Rather than maintaining the original story's post-war setting, Miike and Takechi transferred the proceedings to a more recent era. The story starts at the beginning of the Heisei period (1989, the ascension of emperor Akihito) and ends in the latter half of the 1990s, setting the blood-drenched downfall of the main character against a background of the burst of the bubble economy and the social upheaval that caused the emergence of such extremist phenomena as the Aum Shinrikyo cult. It is this update that gives the film, and the concept of a remake, its validity.
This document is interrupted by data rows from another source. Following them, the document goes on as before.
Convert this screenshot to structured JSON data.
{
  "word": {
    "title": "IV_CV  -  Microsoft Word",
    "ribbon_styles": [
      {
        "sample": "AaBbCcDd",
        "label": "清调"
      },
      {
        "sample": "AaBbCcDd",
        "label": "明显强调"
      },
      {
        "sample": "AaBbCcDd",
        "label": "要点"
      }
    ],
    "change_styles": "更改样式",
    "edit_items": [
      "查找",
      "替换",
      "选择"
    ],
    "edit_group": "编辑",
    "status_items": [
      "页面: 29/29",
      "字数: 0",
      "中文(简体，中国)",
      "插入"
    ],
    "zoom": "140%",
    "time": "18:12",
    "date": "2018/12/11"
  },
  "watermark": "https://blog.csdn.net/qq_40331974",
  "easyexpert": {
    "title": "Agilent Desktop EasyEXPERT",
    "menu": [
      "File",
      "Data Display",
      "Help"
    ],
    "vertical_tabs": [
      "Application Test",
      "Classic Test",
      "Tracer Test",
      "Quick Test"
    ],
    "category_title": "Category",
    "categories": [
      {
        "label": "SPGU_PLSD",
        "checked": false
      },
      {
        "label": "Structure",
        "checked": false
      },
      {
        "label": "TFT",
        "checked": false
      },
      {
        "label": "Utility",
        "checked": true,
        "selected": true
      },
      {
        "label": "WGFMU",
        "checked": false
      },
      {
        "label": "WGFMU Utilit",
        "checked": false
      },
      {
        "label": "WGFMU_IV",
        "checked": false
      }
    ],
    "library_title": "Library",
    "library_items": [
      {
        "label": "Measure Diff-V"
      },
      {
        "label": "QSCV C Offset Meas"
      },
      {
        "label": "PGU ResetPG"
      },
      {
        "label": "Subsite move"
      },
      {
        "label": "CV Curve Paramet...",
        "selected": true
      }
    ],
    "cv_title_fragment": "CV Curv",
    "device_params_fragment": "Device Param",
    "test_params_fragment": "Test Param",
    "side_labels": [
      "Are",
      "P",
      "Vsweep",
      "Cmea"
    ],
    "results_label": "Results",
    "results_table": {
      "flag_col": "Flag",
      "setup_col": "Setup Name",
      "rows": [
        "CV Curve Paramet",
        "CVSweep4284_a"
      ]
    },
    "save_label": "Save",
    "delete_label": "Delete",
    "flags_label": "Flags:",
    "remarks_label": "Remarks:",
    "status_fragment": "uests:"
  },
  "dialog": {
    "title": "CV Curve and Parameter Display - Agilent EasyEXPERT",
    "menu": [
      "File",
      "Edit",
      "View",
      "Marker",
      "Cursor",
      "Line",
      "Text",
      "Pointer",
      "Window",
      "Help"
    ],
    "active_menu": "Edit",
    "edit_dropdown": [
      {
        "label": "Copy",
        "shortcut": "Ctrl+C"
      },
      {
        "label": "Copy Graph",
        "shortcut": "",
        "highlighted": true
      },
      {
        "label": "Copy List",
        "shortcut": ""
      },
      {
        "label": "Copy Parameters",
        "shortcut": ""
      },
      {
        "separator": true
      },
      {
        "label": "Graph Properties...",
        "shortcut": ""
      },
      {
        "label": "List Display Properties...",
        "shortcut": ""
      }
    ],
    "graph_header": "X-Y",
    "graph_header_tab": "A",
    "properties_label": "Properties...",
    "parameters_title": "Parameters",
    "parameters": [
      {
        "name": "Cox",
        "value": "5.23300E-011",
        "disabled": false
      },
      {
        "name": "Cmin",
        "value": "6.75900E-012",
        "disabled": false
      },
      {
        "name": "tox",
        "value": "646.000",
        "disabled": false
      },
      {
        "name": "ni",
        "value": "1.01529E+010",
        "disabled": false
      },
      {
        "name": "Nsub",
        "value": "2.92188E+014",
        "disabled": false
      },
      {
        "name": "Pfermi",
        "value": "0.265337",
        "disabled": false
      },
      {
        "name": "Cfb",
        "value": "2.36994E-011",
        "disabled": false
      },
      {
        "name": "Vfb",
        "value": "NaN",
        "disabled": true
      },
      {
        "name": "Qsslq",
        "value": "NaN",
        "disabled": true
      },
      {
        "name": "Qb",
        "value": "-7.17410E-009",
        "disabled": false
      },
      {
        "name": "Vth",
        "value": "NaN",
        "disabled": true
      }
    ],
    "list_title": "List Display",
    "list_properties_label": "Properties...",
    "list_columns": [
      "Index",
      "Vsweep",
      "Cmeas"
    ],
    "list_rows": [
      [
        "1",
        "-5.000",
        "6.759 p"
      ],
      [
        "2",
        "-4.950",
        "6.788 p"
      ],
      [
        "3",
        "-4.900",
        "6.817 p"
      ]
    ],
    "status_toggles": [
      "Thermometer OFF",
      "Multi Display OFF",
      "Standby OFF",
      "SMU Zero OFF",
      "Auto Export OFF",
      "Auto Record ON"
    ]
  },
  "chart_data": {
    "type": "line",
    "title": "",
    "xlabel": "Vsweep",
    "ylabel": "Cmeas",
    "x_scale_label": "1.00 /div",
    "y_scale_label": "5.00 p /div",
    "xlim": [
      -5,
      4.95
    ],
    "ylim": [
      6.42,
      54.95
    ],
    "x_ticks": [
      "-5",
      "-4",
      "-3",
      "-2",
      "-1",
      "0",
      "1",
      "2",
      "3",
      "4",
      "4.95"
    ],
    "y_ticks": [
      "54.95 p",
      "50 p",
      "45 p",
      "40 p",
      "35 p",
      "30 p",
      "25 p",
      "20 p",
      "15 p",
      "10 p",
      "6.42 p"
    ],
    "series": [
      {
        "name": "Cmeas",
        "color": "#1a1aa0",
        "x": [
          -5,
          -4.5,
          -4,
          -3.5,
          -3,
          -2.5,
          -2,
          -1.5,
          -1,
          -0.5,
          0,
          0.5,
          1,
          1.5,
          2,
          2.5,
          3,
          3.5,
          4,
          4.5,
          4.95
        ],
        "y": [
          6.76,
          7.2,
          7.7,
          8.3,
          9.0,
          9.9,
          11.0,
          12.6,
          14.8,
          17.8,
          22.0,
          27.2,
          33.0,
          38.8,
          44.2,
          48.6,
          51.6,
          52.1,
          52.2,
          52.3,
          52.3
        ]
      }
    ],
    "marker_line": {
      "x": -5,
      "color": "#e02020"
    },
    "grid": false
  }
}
Like in Fukasaku's original (set in the immediate post-war years), Ishimatsu is not only the product of the chaos and insecurity of the society he lives in, he is the very embodiment of that chaos, the symbol of a country in turmoil.
Goro Kishitani portrays Ishimatsu (played in the 1975 film by Tetsuya Watari) with a ferocious intensity. The actor's roots in theatre shine through in his complete immersion in the character, delivering one of the most dedicated performances ever seen in a Takashi Miike film. His Ishimatsu is not only a frighteningly cold-blooded thug, but a man with an emotional core who lacks the ability to express those emotions in any way besides through violence and (self-)abuse. This is illustrated by the intensely strenuous but unbreakable relationship with Chieko (Arimori), which runs throughout the story and which is the only steady factor in Ishimatsu's life. He is the victim of his own underdeveloped emotional register, a 'violoholic' who hides guns in every nook and cranny of his apartment instead of liquor.
With Graveyard of Honour Miike delivers another intense and violent crime drama, which is at the same time a fascinating character study and a confronting social document. In its portrayal of one man's self-destruction, the film takes the violent core of the yakuza genre as far as it will go, redefining its limits much like Fukasaku's film did in the mid-70s. Unlike Ichi the Killer (Koroshiya Ichi, 2001) there are no comic book moments of outrageous comedy or absurdity to alleviate the mood. This is not a movie to laugh or cheer at. It's brutal, it's raw, and it's uncompromising, but it's also thoughtful, deeply emotional, and rich in significance. Graveyard of Honour is further evidence of Takashi Miike's rare abilities as a filmmaker.